Erosion was not something from which safety can be inferred.

As I understand it, there were burn throughs in the o-rings before, on other flights (in cold weather), with solid rocket gasses coming out. But since that time the shuttle didn’t explode, the event was determined to not be as severe as believed. In other words, “it happened before, and nothing happened, so we can keep doing it.” Those durn engineers are just overcautious.

Until something DID happen.

Ehhhh… I’m not sure that’s true from an engineering standpoint. From a liability standpoint, sure. From a public policy standpoint, say what you’ve got to say. But from a realistic design perspective? If g-you think the odds of failure are ever zero, you’re fooling yourself.

The reliability expectations for the shuttle from the git-go was they would catastrophically lose 1 in 100 flights. That was NASA’s going-in expectation. They also expected to fly a few hundred flights over the much larger fleet flown far more often while all this was on the drawing board. Said another way, they were planning from the git-go to lose more than 1 shuttle, and probably more than 2 over the life of the program. That’s called “acceptable risk”.

“Zero defect” is for TV dramas and product liability lawyers, not for the real world.

In reality the shuttle was far less reliable that the 1% failure rate it was designed to. The good news was due to high operating costs & low budgets they also flew it a lot less than the original program design called for. So they still got their 2 catastrophic accidents, just divided over far fewer flights than they expected.

Why less reliable than planned? Largely because, as discussed in the various reports, NASA got lucky early then got complacent. Whether that complacency was suppliers lying to protect revenue and to CYA or bureaucrats lying to protect budgets and schedules and to CYA is a separate topic.

You plan for zero incidents. To do otherwise sets you up for lawsuits yes, but its not just talk. You do risk assements to minimize liability and if there is a failure you take countermeasures to prevent a reoccurance of the same failure mode. Its not fooling yourself, its playing it smart. The space program is full of smart people and they failed in the Challenger incident by ignoring the warning signs and the safeguards they set up. People were the cause of the failure, not the system itself.

There were two catastrophic failures out of 135 missions. That’s not “far less reliable” than the expected 1% failure rate. It might not even be any less reliable at all than the expected 1%.

Are you forgetting Apollo 8? Or just counting the shuttle?

I of course meant Apollo 1. And should checked that their were 135 shuttle flights.

Still Columbia was more of an accident, Challenger was humans being over confidant thinking they could force their will on science.

I think everyone in this thread has made it clear that we’re talking about the Space Shuttle.

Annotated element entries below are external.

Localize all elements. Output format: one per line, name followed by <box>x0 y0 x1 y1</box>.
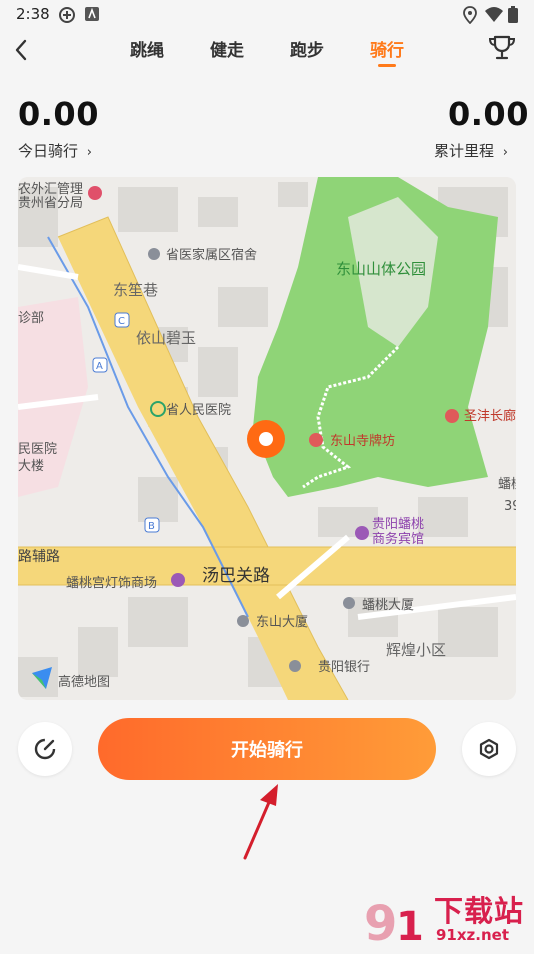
map-label-side-road: 路辅路 <box>18 549 60 565</box>
total-mileage-label: 累计里程 <box>434 142 495 160</box>
status-time: 2:38 <box>16 5 50 23</box>
map-label-lamp-mall: 蟠桃宫灯饰商场 <box>66 576 157 591</box>
map-label-pantao-hotel: 贵阳蟠桃 <box>372 517 424 532</box>
map-canvas[interactable]: 农外汇管理 贵州省分局 省医家属区宿舍 诊部 民医院 大楼 省人民医院 蟠桃 3… <box>18 177 516 700</box>
map-label-dongsheng-lane: 东笙巷 <box>113 281 158 299</box>
map-label-39: 39 <box>504 499 516 514</box>
tab-cycling[interactable]: 骑行 <box>370 36 404 61</box>
metro-entrance-b: B <box>148 521 155 532</box>
watermark-logo-icon: 9 1 <box>364 896 424 952</box>
speedometer-icon <box>34 738 56 760</box>
battery-icon <box>508 6 518 23</box>
svg-text:9: 9 <box>364 896 397 950</box>
current-location-marker <box>247 420 285 458</box>
map-label-dongshan-temple: 东山寺牌坊 <box>330 433 395 449</box>
map-label-foreign-exchange: 农外汇管理 <box>18 182 83 197</box>
tab-walking[interactable]: 健走 <box>210 36 244 61</box>
map-label-yishan-biyu: 依山碧玉 <box>136 329 196 347</box>
speedometer-button[interactable] <box>18 722 72 776</box>
back-arrow-icon[interactable] <box>10 36 34 64</box>
app-notification-icon <box>59 7 75 23</box>
map-provider-label: 高德地图 <box>58 674 110 690</box>
today-cycling-link[interactable]: 今日骑行 › <box>18 140 92 161</box>
map-label-pantao-hotel-sub: 商务宾馆 <box>372 531 424 547</box>
map-view[interactable]: 农外汇管理 贵州省分局 省医家属区宿舍 诊部 民医院 大楼 省人民医院 蟠桃 3… <box>18 177 516 700</box>
watermark-text: 下载站 <box>434 894 525 928</box>
map-label-guiyang-bank: 贵阳银行 <box>318 660 370 675</box>
today-cycling-label: 今日骑行 <box>18 142 79 160</box>
map-label-dormitory: 省医家属区宿舍 <box>166 247 257 263</box>
annotation-arrow-icon <box>243 784 278 860</box>
gear-icon <box>479 738 499 760</box>
trophy-icon[interactable] <box>488 35 516 61</box>
watermark: 9 1 下载站 91xz.net <box>362 888 534 952</box>
metro-entrance-a: A <box>96 361 103 372</box>
today-distance-value: 0.00 <box>18 95 99 133</box>
map-label-building-left: 大楼 <box>18 459 44 474</box>
status-bar: 2:38 <box>0 0 534 30</box>
settings-button[interactable] <box>462 722 516 776</box>
map-label-hospital-left: 民医院 <box>18 442 57 457</box>
map-label-shengfeng-corridor: 圣沣长廊 <box>464 408 516 424</box>
tab-rope-skipping[interactable]: 跳绳 <box>130 36 164 61</box>
location-icon <box>463 6 477 24</box>
accessibility-icon <box>85 7 99 21</box>
wifi-icon <box>485 7 503 22</box>
active-tab-indicator <box>378 64 396 67</box>
metro-entrance-c: C <box>118 316 125 327</box>
svg-text:1: 1 <box>396 904 424 950</box>
map-label-tangbaguan-road: 汤巴关路 <box>202 566 270 586</box>
map-label-provincial-hospital: 省人民医院 <box>166 403 231 418</box>
map-label-dongshan-tower: 东山大厦 <box>256 615 308 630</box>
total-mileage-link[interactable]: 累计里程 › <box>434 140 508 161</box>
total-distance-value: 0.00 <box>448 95 529 133</box>
start-cycling-button[interactable]: 开始骑行 <box>98 718 436 780</box>
chevron-right-icon: › <box>502 145 508 160</box>
map-label-huihuang-district: 辉煌小区 <box>386 641 446 659</box>
tab-running[interactable]: 跑步 <box>290 36 324 61</box>
map-label-pantao-tower: 蟠桃大厦 <box>362 598 414 613</box>
map-label-guizhou-branch: 贵州省分局 <box>18 196 83 211</box>
sport-nav: 跳绳 健走 跑步 骑行 <box>0 30 534 76</box>
map-label-pantao: 蟠桃 <box>498 477 516 492</box>
chevron-right-icon: › <box>86 145 92 160</box>
map-label-clinic: 诊部 <box>18 311 44 326</box>
map-label-dongshan-park: 东山山体公园 <box>336 260 426 278</box>
watermark-url: 91xz.net <box>436 926 510 944</box>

And any engineer who plans for zero incidents should be fired for incompetence. Let’s say you have some critical part that will fail one time in 1000. Well, you say, 1 in 1000 is greater than zero, and thus unacceptable. So you build in a backup. That doesn’t make your failure rate zero-- It makes it 1 in a million, which is still greater than zero. And that’s only in the extremely unrealistic case that the backup is just as reliable as the primary but also completely independent of it, neither of which is likely to be true (and the greater the degree to which one is true, the less for the other).